Je ne raconterai pas ici les détails de l’inauguration qui a eu lieu le 11 novembre dernier avec beaucoup d’éclat, car les journaux canadiens ont dû les publier. Qu’il me suffise de dire que le Chargé d’affaires d’Angleterre qui se trouvait au banquet de circonstance, a annoncé qu’il avait reçu ordre de son gouvernement de prendre l’établissement sous sa protection. M. Colin avec qui j’ai conversé longuement, va passer l’hiver à Rome. Il a été très malade et il ne fait que commencer à sortir. Il prend cependant du mieux tous les jours et tout fait espérer son prompt rétablissement.

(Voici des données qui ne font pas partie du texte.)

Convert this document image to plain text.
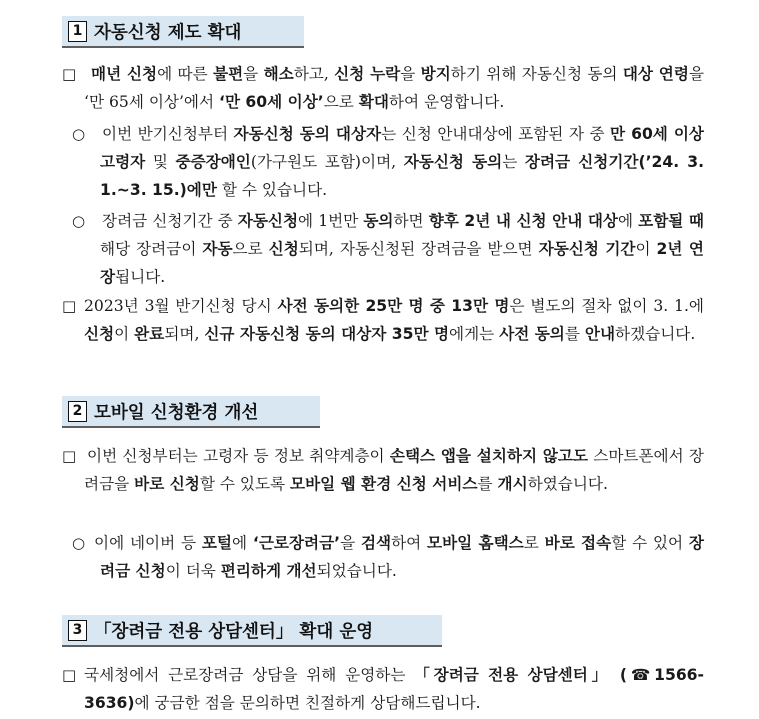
1 자동신청 제도 확대
□ 매년 신청에 따른 불편을 해소하고, 신청 누락을 방지하기 위해 자동신청 동의 대상 연령을 ‘만 65세 이상’에서 ‘만 60세 이상’으로 확대하여 운영합니다.
○ 이번 반기신청부터 자동신청 동의 대상자는 신청 안내대상에 포함된 자 중 만 60세 이상 고령자 및 중증장애인(가구원도 포함)이며, 자동신청 동의는 장려금 신청기간(’24. 3. 1.~3. 15.)에만 할 수 있습니다.
○ 장려금 신청기간 중 자동신청에 1번만 동의하면 향후 2년 내 신청 안내 대상에 포함될 때 해당 장려금이 자동으로 신청되며, 자동신청된 장려금을 받으면 자동신청 기간이 2년 연장됩니다.
□ 2023년 3월 반기신청 당시 사전 동의한 25만 명 중 13만 명은 별도의 절차 없이 3. 1.에 신청이 완료되며, 신규 자동신청 동의 대상자 35만 명에게는 사전 동의를 안내하겠습니다.
2 모바일 신청환경 개선
□ 이번 신청부터는 고령자 등 정보 취약계층이 손택스 앱을 설치하지 않고도 스마트폰에서 장려금을 바로 신청할 수 있도록 모바일 웹 환경 신청 서비스를 개시하였습니다.
○ 이에 네이버 등 포털에 ‘근로장려금’을 검색하여 모바일 홈택스로 바로 접속할 수 있어 장려금 신청이 더욱 편리하게 개선되었습니다.
3 「장려금 전용 상담센터」 확대 운영
□ 국세청에서 근로장려금 상담을 위해 운영하는 「장려금 전용 상담센터」 (☎1566-3636)에 궁금한 점을 문의하면 친절하게 상담해드립니다.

Depuis que l’Italie s’est rangée du côté de l’Allemagne en se joignant à la triple alliance, tout ce qui touche son organisation militaire ne peut manquer d’intéresser les amis de la France. Je n’ai certes pas la prétention d’avoir étudié le mécanisme et l’organisation de l’armée italienne dans le peu de temps que j’ai passé en Italie, mais j’ai cependant observé autant qu’il m’a été possible de le faire. Il est généralement admis que les Piémontais font de bons soldats, mais il n’en est pas ainsi des Siciliens et des Italiens du Midi qui peuvent être très braves individuellement, mais qui sont parfaitement incapables d’être disciplinés. Les régiments que j’ai vu défiler n’avaient pas une apparence très formidable, il faut l’avouer ; mais dans la question de bravoure et de valeur personnelles, on sait que ce n’est ni l’uniforme ni la raideur automatique des mouvements qui font les bons soldats. Les officiers que l’on rencontre à chaque pas, dans la rue et dans les restaurants, sont un peu vêtus comme des brigands d’opéra-comique, enveloppés comme il le sont continuellement, dans d’immenses manteaux grisâtres, couleur de muraille, comme aurait dit Ponson du Terrail. Cette présence continuelle des officiers dans les rues, rappelle malheureusement un peu les officiers français avant la guerre de 1870, car il est élémentaire qu’un godelureau en uniforme qui se ballade sur l’asphalte pour lorgner les jolies femmes, ne peut pas en même temps étudier sérieusement tous les détails et toutes les difficultés techniques du métier du soldat d’aujourd’hui. Aussi en France, est-ce un peu par hasard que l’on aperçoit un képi d’officier dans les rues, car tout le monde travaille sans relâche depuis le général jusqu’au plus humble pioupiou. L’Italie n’en est pas encore évidemment arrivée là, et son armée, pour le moment, ne pourrait servir qu’à faire une bien faible diversion en cas d’une guerre européenne.

Chacun sait que l’Italie en général a la réputation de produire plus de mendiants que n’importe quel autre pays du monde. Si c’est vrai pour Naples et pour la Sicile, ce n’est certainement pas vrai pour Rome et pour les grandes villes du Nord de l’Italie. Je n’ai pas vu plus de mendiants à Rome, à Florence, à Venise, à Turin et à Gènes, qu’on en voit généralement à Montréal ou dans n’importe quelle ville du Canada. Et au point de vue de la propreté des rues, du système des voitures publiques et surtout de la perfection du service des tramways, Montréal pourrait avec le plus grand avantage prendre et suivre l’exemple de plus d’une grande ville italienne.

Le trajet de Rome à Naples est fort intéressant et doit toujours être fait de jour par le touriste qui veut se rendre compte du pays qu’il visite, sous tous ses aspects. Au sortir de Rome on laisse d’abord à gauche les montagnes de la Sabine et à droite un aqueduc antique et la campagne romaine parsemée de ruines. Le pays qui est d’abord désert change tout à coup, au-delà d’une tranchée rocheuse, et la végétation reparaît dans toute sa splendeur méridionale. On passe Vélètre, Ceprano, Capoue, Caserte, Maddoloni, et après cinq heures de chemin de fer on aperçoit enfin, au Sud, le Vésuve couronné de son panache de fumée, avant d’arriver dans la plus grande, la plus peuplée, la plus bruyante et la plus curieuse des villes d’Italie.